Pero curiosamente el pequeño atleta italiano lograría más fama que el vencedor, al protagonizar el acontecimiento más conmovedor de aquellos Juegos. Era el vivo reflejo del esfuerzo máximo sin premio; un héroe sin corona. Aquella gesta inacabada de Dorando Pietri trascendió el ámbito de lo deportivo para convertirse en leyenda; su desgracia había llegado al corazón del público británico. Pasó toda la noche en observación recibiendo atenciones médicas, tal fue el estado de agotamiento en que llegó. Al día siguiente, la reina Alejandra, en el acto de entrega de trofeos a los ganadores, quiso premiar el pundonor de Pietri, entregándole una copa de plata acompañada de sentidas palabras de admiración. Ya se había convertido en una celebridad internacional.



Una popularidad inusitada

Nacido en Mandrio, localidad de Reggio Emilia (Italia), el 16 de octubre de 1885, Pietri pasó su juventud en el pueblo de Carpi (Módena), donde trabajó de ayudante en una fábrica de confección y, posteriormente, en una pastelería. Con 19 años, acude a esta localidad a tomar parte de una carrera Pericle Pagliani, el atleta más famoso de Italia en aquella época. Pietri, convencido por sus amigos, participa vestido con su ropa de trabajo, y a punto está de derrotar a Pagliani. Animado por este inesperado éxito, participa pocos días después en una carrera de 3.000 metros en Bolonia, en la que queda segundo. A partir de entonces, empezaría a entrenar con regularidad.

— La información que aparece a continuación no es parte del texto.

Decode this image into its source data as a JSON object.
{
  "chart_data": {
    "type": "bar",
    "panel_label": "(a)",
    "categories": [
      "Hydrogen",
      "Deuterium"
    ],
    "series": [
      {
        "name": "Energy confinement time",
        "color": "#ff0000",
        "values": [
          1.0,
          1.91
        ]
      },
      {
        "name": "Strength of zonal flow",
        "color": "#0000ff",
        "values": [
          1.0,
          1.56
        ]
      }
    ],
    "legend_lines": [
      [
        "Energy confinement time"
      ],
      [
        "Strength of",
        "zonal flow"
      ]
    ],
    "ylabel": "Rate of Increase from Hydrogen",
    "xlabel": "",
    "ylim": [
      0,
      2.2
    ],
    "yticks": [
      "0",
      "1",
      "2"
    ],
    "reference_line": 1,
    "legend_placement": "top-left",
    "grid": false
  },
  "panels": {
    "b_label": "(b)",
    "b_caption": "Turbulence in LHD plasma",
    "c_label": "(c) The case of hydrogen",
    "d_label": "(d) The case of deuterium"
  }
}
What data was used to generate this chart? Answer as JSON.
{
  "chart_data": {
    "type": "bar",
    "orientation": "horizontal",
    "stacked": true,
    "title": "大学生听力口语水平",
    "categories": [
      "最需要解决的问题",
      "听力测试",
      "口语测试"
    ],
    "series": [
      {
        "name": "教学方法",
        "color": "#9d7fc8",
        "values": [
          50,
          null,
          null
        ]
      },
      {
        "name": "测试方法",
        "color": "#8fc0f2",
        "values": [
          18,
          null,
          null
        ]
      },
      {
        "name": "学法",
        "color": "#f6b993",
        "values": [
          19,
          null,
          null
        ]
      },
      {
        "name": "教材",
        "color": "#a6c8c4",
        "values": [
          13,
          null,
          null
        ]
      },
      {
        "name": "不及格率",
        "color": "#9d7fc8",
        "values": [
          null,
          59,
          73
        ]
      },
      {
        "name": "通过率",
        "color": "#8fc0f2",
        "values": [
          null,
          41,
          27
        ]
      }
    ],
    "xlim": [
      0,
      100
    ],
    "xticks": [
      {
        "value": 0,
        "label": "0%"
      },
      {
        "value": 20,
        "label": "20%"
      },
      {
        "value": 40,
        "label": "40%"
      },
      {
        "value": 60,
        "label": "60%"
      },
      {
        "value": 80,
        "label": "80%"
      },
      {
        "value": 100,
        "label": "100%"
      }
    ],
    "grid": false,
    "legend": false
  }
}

Su primer éxito internacional llegaría en 1905, al vencer en los 30 kilómetros de París, y meses después gana el maratón de calificación para los Juegos Interolímpicos, con los que se quería conmemorar en Atenas el décimo aniversario de los de 1896. En esa carrera tuvo que abandonar por un problema intestinal cuando iba primero con 5 minutos de ventaja. Pese a ello, ya se había consagrado como el mejor atleta italiano de largas distancias, algo que confirmaría en 1907 venciendo en el Campeonato de Italia de 5.000 y 10.000 metros. Desde entonces, empezaría a preparar a conciencia el maratón de los Juegos Olímpicos de Londres, la carrera que, pese a su desdichado final, le otorgaría popularidad y fortuna.

A partir de ese momento le llovieron ofertas para participar en carreras de exhibición en los Estados Unidos -mitad deporte, mitad espectáculo-, en algunas de las cuales se enfrentaría con John Hayes. Tan popular se hizo que el compositor Irving Berlín compuso un tema titulado Dorando, alusivo a su hazaña, y recibió propuestas de matrimonio de diversas mujeres. Siguió corriendo por todo el mundo hasta 1911, aprovechando su popularidad para recaudar un buen dinero. Un año antes había conseguido su mejor marca personal en un maratón; fue en Buenos Aires, donde marcó un tiempo de 2 horas, 38 minutos y 2 segundos.

A los 26 años y tras haber ganado 200.000 liras (toda una fortuna en aquella época), Dorando Pietri se retira. Monta junto a su hermano un hotel, pero el negocio fue un fracaso. Después, se traslada a San Remo, donde abre un taller mecánico. En una estantería del mismo lucía con orgullo la Copa de plata que le entregó la reina Alejandra y la fotografía que inmortalizaba dicho momento. Aquella derrota fue su mejor triunfo. A los 56 años, el pequeño héroe de los Juegos Olímpicos de Londres se desplomó de nuevo, pero esta vez ya no se levantó. Un paro cardiaco había acabado con su vida.